Once the segments have been identified and validated, narrowing them to the valid ones will help Product Managers quantify the real market opportunity and support their product’s business case. Additionally its helps in prioritizing the number of product improvements needed since it brings deeper understanding of the customer group the product addresses.

*References
Uncles & Bock 2002, Journal of International Research in Marketing, available

Friday, 2 September 2011

Training Product Managers.

If you are in this business, you better walk the talk buddy!
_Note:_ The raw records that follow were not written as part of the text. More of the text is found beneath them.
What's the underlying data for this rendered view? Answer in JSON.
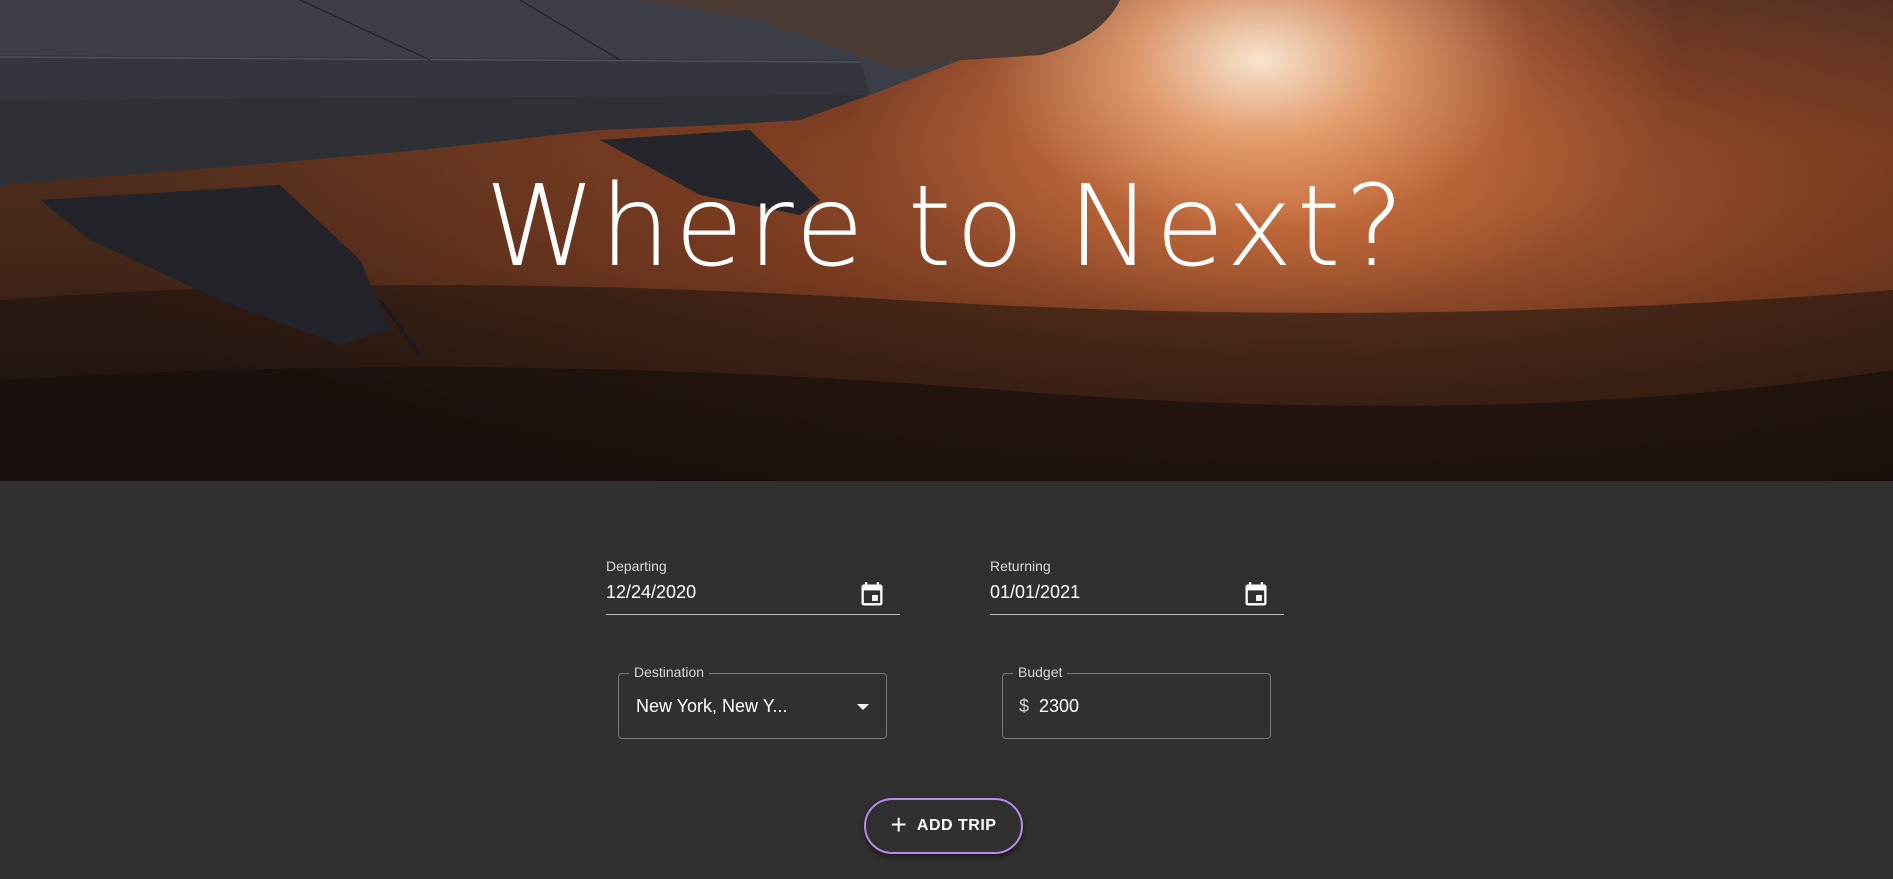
{
  "hero": {
    "title": "Where to Next?"
  },
  "form": {
    "departing": {
      "label": "Departing",
      "value": "12/24/2020",
      "icon": "calendar-icon"
    },
    "returning": {
      "label": "Returning",
      "value": "01/01/2021",
      "icon": "calendar-icon"
    },
    "destination": {
      "label": "Destination",
      "selected": "New York, New Y...",
      "icon": "chevron-down-icon"
    },
    "budget": {
      "label": "Budget",
      "prefix": "$",
      "value": "2300"
    },
    "add_trip": {
      "label": "ADD TRIP",
      "icon": "plus-icon"
    }
  },
  "colors": {
    "background": "#303030",
    "accent_outline": "#b98ae8",
    "text": "#ffffff"
  }
}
So you are a Product Manager (PM) and after a few struggles with your daily routine, you think it is reasonable to have some sort of training so you can sort your priorities better or finally understand what is it that you are accountable for.  Maybe having a certificate hanging in your cubicle will help you to find a better job or support your decisions in a more “educated” way... These were the reasons why I decided to enroll in specific Product Management training from a company called Pragmatic Marketing

I enrolled myself with plenty of time ahead since I had to travel overseas to be trained.Turns out, on the second day of a 2 day course,  I was asked to leave the training.  They had discovered that I was somehow related to an Australian PM Consultancy firm called brainmates, who also teaches PMs How to perform a better job.

During the first day of training I was happily tweeting about how great the experience was and shared my excitement with PM colleagues from @brainmates and @ProdMgmtTalk.  These colleagues have helped me learn, discuss valuable knowledge, and network with several interesting people from the PM online community around the world.

Seems like following those tweets, and after the training company googled my name, I was accused of trying to smuggle information from inside one training company to another.  Why would I be public about my relationship with @brainmates and @ProdMgmtTalk if I wanted to steal information?

They argued that Intellectual Property is important and to be respected. However, if a company is concerned about attendees at an event getting access to insider information, shouldn’t they check customers’  backgrounds before letting them enrol, and identify and publicly communicate their policy for preventing and/or dismissing participation in your trainings?

I was not given a chance to express my point of view. I was accused guilty of having intentions to copy and share their material (and also brainmates for that matters) and all I got was - “we’ll give you your money back”, although reimbursement for the cost of my trans-continent travel (I flew from Venezuela to Canada) and hospitality expenses was not offered. 

I would have appreciated a simple apology, such as “We are sorry that we made a mistake as we should not have let you enrol and we need to improve our processes”.  This would have shown fundamental customer service, not to mention a demonstration of what basic Product Management boils down to... recognizing, listening and responding to your customers problems.

Here are my suggestions if you want to learn how to be a better Product Manager, whether you have been in the job for a while, or are just starting out:

1. Increase your knowledge with books: There is an endless list of Book for PM, but the ones I've read and learnt from are: Tuned In, The Product Manager's Handbook , Product Portfolio Management and the Blue Ocean Strategy (these last 2 are more into innovation and New Product Development)

2. Get connected to a community of product managers by attending product events: http://bit.ly/ndBYQA

3. Participate at the Global @ProductMgmtTalk on twitter every Monday afternoon (4:00pm PDT) where you can network with a global community of PMs who generously share their insights, resources and continued challenges. http://www.prodmgmttalk.com

4. Check out the Alliance of Product Professionals http://bit.ly/pocIkE

5. Be happy about being a Product Manager, if you are true to your customers you are making a better world already.